Fue la noche del domingo al lunes de Pentecostés. La ermita era una isla blanca a punto de ser engullida por un tsunami humano. Desde la posición que ocupaban tenían una visión parcial de la reja. Mario sostenía la mano de Rocío mientras le describía todo minuciosamente, cuando se inició el salto de los almonteños en pos de la virgen. La algarabía era enorme y las lágrimas rociaban a la muchedumbre como una fina lluvia del Cantábrico. Durante el trayecto de la procesión, la imagen pasó al lado de los recién casados y se ladeó debido a un ligero tropezón de uno de los porteadores. Lo que parecía una bendición virginal, se tornó en excesiva inclinación que trajo como consecuencia la inevitable caída de la Señora sobre su homónima. Casi de inmediato fue elevada de nuevo, como un resorte, apareciendo el cuerpo de Rocío inerte en el suelo. Mario lanzó un grito desgarrador temiéndose lo peor mientras trataba de levantar a su amada. Un médico apareció de improviso y tras unos minutos de respiración asistida combinada con masaje cardiaco, Rocío reaccionó abriendo los ojos y contemplando por sí misma una colección de caras que la miraban con gesto de alivio. A pesar de la impresión que le produjo recuperar la vista, no le dijo nada a su marido hasta la llegada al hospital, en el que le hicieron el pertinente chequeo que confirmó la reactivación de la conexión de los nervios oculares al cerebro.

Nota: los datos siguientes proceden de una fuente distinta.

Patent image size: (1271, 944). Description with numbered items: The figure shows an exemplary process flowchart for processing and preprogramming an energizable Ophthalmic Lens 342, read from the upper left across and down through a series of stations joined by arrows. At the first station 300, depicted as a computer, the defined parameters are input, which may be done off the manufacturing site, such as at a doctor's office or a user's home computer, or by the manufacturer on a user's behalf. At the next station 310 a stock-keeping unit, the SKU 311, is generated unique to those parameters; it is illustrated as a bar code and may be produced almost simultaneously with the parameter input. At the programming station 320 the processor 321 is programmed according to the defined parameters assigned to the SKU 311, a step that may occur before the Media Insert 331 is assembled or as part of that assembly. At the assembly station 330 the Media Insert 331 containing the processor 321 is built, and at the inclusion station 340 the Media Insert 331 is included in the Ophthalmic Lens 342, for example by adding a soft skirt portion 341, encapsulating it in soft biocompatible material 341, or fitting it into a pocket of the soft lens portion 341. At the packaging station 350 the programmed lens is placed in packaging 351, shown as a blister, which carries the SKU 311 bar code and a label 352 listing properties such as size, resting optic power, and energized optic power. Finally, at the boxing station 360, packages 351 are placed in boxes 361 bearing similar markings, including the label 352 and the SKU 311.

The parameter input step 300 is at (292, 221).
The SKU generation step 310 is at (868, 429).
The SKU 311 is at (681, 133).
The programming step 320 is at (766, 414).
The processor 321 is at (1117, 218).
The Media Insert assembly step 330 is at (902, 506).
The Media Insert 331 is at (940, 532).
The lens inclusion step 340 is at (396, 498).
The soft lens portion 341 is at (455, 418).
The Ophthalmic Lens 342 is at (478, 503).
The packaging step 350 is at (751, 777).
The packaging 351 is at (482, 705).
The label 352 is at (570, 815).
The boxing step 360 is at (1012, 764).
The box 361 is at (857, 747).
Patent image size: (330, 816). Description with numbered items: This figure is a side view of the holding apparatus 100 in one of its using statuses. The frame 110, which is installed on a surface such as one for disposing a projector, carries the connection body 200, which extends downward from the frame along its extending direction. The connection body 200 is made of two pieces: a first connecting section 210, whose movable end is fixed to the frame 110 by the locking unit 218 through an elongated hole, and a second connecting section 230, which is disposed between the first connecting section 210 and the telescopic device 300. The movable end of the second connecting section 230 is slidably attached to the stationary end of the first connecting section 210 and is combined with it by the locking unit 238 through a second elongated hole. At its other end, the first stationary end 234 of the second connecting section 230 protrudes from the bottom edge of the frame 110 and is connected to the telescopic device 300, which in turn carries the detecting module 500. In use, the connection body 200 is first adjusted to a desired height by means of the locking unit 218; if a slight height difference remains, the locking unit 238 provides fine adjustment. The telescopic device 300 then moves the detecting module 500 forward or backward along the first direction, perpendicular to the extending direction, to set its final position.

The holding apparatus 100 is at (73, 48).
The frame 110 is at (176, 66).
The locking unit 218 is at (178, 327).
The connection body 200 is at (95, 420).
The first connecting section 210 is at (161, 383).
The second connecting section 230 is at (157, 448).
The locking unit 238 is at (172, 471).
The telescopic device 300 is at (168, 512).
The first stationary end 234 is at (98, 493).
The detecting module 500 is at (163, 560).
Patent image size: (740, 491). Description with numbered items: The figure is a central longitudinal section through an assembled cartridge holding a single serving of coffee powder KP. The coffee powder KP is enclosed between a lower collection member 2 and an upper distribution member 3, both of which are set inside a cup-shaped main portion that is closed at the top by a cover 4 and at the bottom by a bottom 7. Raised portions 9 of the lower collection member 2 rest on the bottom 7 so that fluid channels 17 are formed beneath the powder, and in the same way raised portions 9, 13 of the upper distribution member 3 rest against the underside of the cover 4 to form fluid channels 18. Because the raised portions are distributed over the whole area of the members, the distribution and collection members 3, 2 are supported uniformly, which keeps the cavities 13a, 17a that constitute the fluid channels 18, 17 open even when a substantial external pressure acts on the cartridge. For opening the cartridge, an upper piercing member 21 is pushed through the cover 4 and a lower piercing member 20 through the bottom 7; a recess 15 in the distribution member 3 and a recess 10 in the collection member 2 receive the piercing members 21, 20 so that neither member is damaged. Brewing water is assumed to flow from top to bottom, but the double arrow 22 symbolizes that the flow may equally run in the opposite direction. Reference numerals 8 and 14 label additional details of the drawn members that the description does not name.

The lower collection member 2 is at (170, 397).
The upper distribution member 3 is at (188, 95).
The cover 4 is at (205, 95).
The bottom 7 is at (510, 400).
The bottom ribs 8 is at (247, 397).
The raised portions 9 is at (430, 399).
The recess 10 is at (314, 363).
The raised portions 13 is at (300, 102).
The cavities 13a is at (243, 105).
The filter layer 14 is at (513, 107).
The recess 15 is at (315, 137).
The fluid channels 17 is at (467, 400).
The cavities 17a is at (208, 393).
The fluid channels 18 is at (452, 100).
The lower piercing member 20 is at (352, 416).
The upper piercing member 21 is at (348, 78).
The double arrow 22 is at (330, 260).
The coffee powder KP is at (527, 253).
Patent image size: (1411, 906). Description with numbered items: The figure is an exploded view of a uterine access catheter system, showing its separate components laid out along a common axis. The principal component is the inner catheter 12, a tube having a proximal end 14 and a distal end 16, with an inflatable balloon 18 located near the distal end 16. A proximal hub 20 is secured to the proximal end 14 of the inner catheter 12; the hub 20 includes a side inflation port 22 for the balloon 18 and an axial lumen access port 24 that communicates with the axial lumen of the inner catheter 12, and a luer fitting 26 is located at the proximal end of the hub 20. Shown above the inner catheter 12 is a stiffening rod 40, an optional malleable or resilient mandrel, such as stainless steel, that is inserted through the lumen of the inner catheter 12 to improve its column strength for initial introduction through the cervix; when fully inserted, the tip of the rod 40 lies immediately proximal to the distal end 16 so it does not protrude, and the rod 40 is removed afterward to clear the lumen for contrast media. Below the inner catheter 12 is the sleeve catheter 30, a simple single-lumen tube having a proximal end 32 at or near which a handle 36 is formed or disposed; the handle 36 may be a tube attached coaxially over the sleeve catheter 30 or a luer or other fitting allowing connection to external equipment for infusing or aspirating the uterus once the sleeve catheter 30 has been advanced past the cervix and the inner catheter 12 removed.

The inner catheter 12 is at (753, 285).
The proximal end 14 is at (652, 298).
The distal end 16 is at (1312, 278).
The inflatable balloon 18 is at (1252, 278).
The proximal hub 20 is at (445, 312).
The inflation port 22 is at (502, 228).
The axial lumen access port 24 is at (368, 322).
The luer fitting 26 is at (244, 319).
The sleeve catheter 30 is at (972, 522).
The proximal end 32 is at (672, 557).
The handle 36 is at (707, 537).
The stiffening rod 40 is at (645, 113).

Aunque sigue fiel a su agnosticismo, aquel día Mario se convirtió posiblemente en el primer ateo devoto de la virgen del Rocío y cada madrugada del lunes de Pentecostés, él y su esposa nunca faltan a la cita con la Blanca Paloma. Cada vez que le preguntan sobre su supuesta incongruencia religiosa, responde con la misma sentencia:
-          hasta para los no creyentes, existen milagros que son indiscutibles.